Putting a Stop to Slave Labor

A moral solution to illegal immigration


| Utne Reader March / April 2007


I remember my feelings of disbelief when, in the fourth grade, we read about the lives of George Washington and Thomas Jefferson. Until then, I'd been taught to revere Washington's honesty and Jefferson's brilliance. To me, their powdered wigs and knee breeches symbolized a golden era when America's moral mandate and ethical superiority seemed unassailable.

Yet those colonial heroes who wrote that 'all men are created equal' and legendarily declared 'I cannot tell a lie' owned slaves. Even at the age of 9, it made no sense to me that we who worshiped freedom not only tolerated but endorsed human bondage.

I was in high school when the deeper horrors of slavery became apparent: dislocated families, deplorable living conditions, sexual servitude, torture.

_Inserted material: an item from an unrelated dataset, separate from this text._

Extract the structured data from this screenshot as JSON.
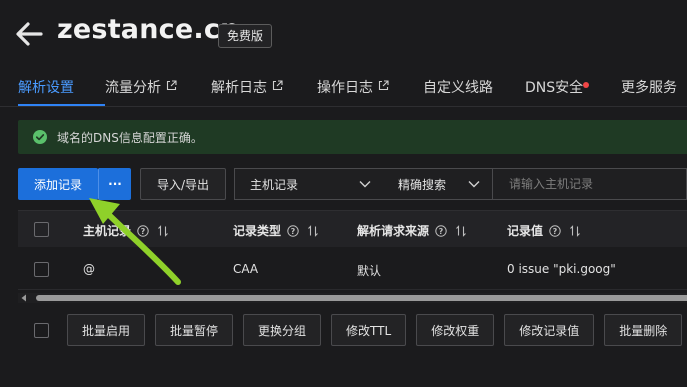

I was just out of college and working for a bilingual newspaper in northern New Mexico by the time I recognized the irony: My fourth-grade classmates' parents were keeping local farms and businesses afloat by doing work no 'legal' laborer would do. Living in cinderblock hovels hidden away behind the sand hills of southern New Mexio, they made less than minimum wage, suffered inhumane working conditions, and could not protest for fear of deportation.

Economically speaking, they served the same purpose as the Africans who slaved for American masters through the first half of our nation's history. They provided the cheap labor that allowed us to establish dominance in the international marketplace. And they were invisible.

Chances are that the roof on your home or the food on your table or the tiles on your floor were put there by undocumented workers. In the United States, farmers, food processors, roofers, ranchers, country clubs, contractors, hotels, and mechanics depend on low-wage 'illegal aliens.' The United Farm Workers told the New York Times in September that an estimated 90 percent of California's farmworkers were undocumented. On some construction sites in Seattle, 90 percent of the workers are native Spanish speakers, according to inspectors, construction foremen, and union organizers interviewed by the Seattle Times in 2006. The U.S. Department of Labor figures that some 85 percent of recent immigrants from Mexico are undocumented.